Meeting house little boys doubtless twitted church little boys that they were not as good as they, yet, methinks, the meeting house little boys wished sometimes that they might climb up on the pillion and ride away to Chippeny Hill. Life was not so stern there. There were good things to eat Sabbath afternoons on Chippeny Hill and there was time to play. And there were good things to eat at other times, too. When the Christmas time came, Chippeny Hill boys had puddings with raisins in them. And there were Christmas trees, trees inside the house, with candles on them. And that was the time when the Yule log was put on the fire and the stories were told and the songs were sung. Of course it was wicked. Parson Newell would say that such things were an abomination of heathendom and the ruination of souls; but what fun it must have been. And girls, and boys too, actually had playthings given to them. The customs of merry old England, which the Puritans despised, were certainly cherished there.

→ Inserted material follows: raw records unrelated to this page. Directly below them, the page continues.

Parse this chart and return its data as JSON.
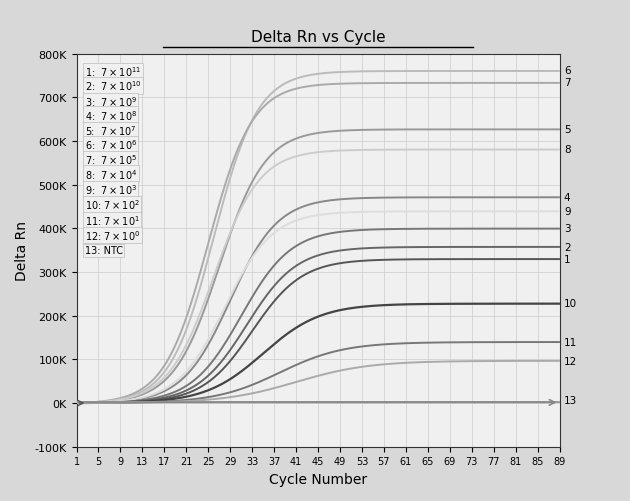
{
  "title": "Delta Rn vs Cycle",
  "xlabel": "Cycle Number",
  "ylabel": "Delta Rn",
  "xlim": [
    1,
    89
  ],
  "ylim": [
    -100000,
    800000
  ],
  "yticks": [
    -100000,
    0,
    100000,
    200000,
    300000,
    400000,
    500000,
    600000,
    700000,
    800000
  ],
  "ytick_labels": [
    "-100K",
    "0K",
    "100K",
    "200K",
    "300K",
    "400K",
    "500K",
    "600K",
    "700K",
    "800K"
  ],
  "xtick_labels": [
    "1",
    "5",
    "9",
    "13",
    "17",
    "21",
    "25",
    "29",
    "33",
    "37",
    "41",
    "45",
    "49",
    "53",
    "57",
    "61",
    "65",
    "69",
    "73",
    "77",
    "81",
    "85",
    "89"
  ],
  "xtick_positions": [
    1,
    5,
    9,
    13,
    17,
    21,
    25,
    29,
    33,
    37,
    41,
    45,
    49,
    53,
    57,
    61,
    65,
    69,
    73,
    77,
    81,
    85,
    89
  ],
  "background_color": "#d8d8d8",
  "plot_bg_color": "#f0f0f0",
  "legend_items": [
    [
      "1:  $7\\times10^{11}$",
      760000
    ],
    [
      "2:  $7\\times10^{10}$",
      728000
    ],
    [
      "3:  $7\\times10^{9}$",
      692000
    ],
    [
      "4:  $7\\times10^{8}$",
      660000
    ],
    [
      "5:  $7\\times10^{7}$",
      625000
    ],
    [
      "6:  $7\\times10^{6}$",
      593000
    ],
    [
      "7:  $7\\times10^{5}$",
      558000
    ],
    [
      "8:  $7\\times10^{4}$",
      525000
    ],
    [
      "9:  $7\\times10^{3}$",
      490000
    ],
    [
      "10: $7\\times10^{2}$",
      455000
    ],
    [
      "11: $7\\times10^{1}$",
      418000
    ],
    [
      "12: $7\\times10^{0}$",
      385000
    ],
    [
      "13: NTC",
      350000
    ]
  ],
  "curves": [
    {
      "label": 6,
      "plateau": 762000,
      "midpoint": 26,
      "slope": 0.25,
      "color": "#bbbbbb",
      "lw": 1.4,
      "right_y": 762000
    },
    {
      "label": 7,
      "plateau": 735000,
      "midpoint": 25,
      "slope": 0.25,
      "color": "#aaaaaa",
      "lw": 1.4,
      "right_y": 735000
    },
    {
      "label": 5,
      "plateau": 628000,
      "midpoint": 27,
      "slope": 0.24,
      "color": "#999999",
      "lw": 1.4,
      "right_y": 628000
    },
    {
      "label": 8,
      "plateau": 582000,
      "midpoint": 26,
      "slope": 0.24,
      "color": "#cccccc",
      "lw": 1.4,
      "right_y": 582000
    },
    {
      "label": 4,
      "plateau": 472000,
      "midpoint": 29,
      "slope": 0.23,
      "color": "#888888",
      "lw": 1.4,
      "right_y": 472000
    },
    {
      "label": 9,
      "plateau": 440000,
      "midpoint": 28,
      "slope": 0.23,
      "color": "#dddddd",
      "lw": 1.4,
      "right_y": 440000
    },
    {
      "label": 3,
      "plateau": 400000,
      "midpoint": 31,
      "slope": 0.22,
      "color": "#777777",
      "lw": 1.4,
      "right_y": 400000
    },
    {
      "label": 2,
      "plateau": 358000,
      "midpoint": 32,
      "slope": 0.22,
      "color": "#666666",
      "lw": 1.4,
      "right_y": 358000
    },
    {
      "label": 1,
      "plateau": 330000,
      "midpoint": 33,
      "slope": 0.22,
      "color": "#555555",
      "lw": 1.4,
      "right_y": 330000
    },
    {
      "label": 10,
      "plateau": 228000,
      "midpoint": 35,
      "slope": 0.19,
      "color": "#444444",
      "lw": 1.6,
      "right_y": 228000
    },
    {
      "label": 11,
      "plateau": 140000,
      "midpoint": 38,
      "slope": 0.17,
      "color": "#777777",
      "lw": 1.4,
      "right_y": 140000
    },
    {
      "label": 12,
      "plateau": 97000,
      "midpoint": 41,
      "slope": 0.15,
      "color": "#aaaaaa",
      "lw": 1.4,
      "right_y": 97000
    },
    {
      "label": 13,
      "plateau": 500,
      "midpoint": 89,
      "slope": 0.01,
      "color": "#999999",
      "lw": 1.4,
      "right_y": 8000
    }
  ]
}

Yet there was work to be done on the Hill. There was corn to plant and wood to cut. In the winter the long flames went roaring up the chimney, and the winds that rise in Goshen swept down upon them. It was not England. No churches with their long choirs had these people seen, nor cathedrals, where the organ bellowed gloriously. Yet they had heard of them from the missionaries of the Society for the Propagation of the Gospel. And they loved their home, England. Not that they expected ever to see it, but they liked to read of it, those who could read, and all of them delighted to hear of it; the great cathedral at Canterbury where the archbishop lived; and St. James Palace, where Prince Charles was brought up as a boy and later returned to his own again; and the King, the head of the Church, and, by the grace of God, Defender of the Faith. They liked to hear what play had been presented before him, what noble he had knighted, what hospital he had founded, what sculptor, poet, or artist had received favor at his hands. They prayed for him as their sovereign lord and king,--not lukewarmly, my friends, as you repeat the Lord's prayer day after day, but affectionately,--for a living prince, that he might ever incline to the Heavenly will, that the King of Kings might endue him with heavenly gifts, grant him to live long in health and wealth, strengthening him that he might vanquish and overcome all his enemies, and finally after this life that he might attain everlasting joy and felicity.

The troubles of 1775 were a great shock to these loyal people. The Boston port bill had thrown the Puritans into agitation. It seemed as if they were demented.
They blasphemed the name of the king, and in the streets of New York they defaced his statue. "If you pray for the king," said the meeting house men, "then we will kill you." So the members of the church in New Cambridge closed its doors in silence.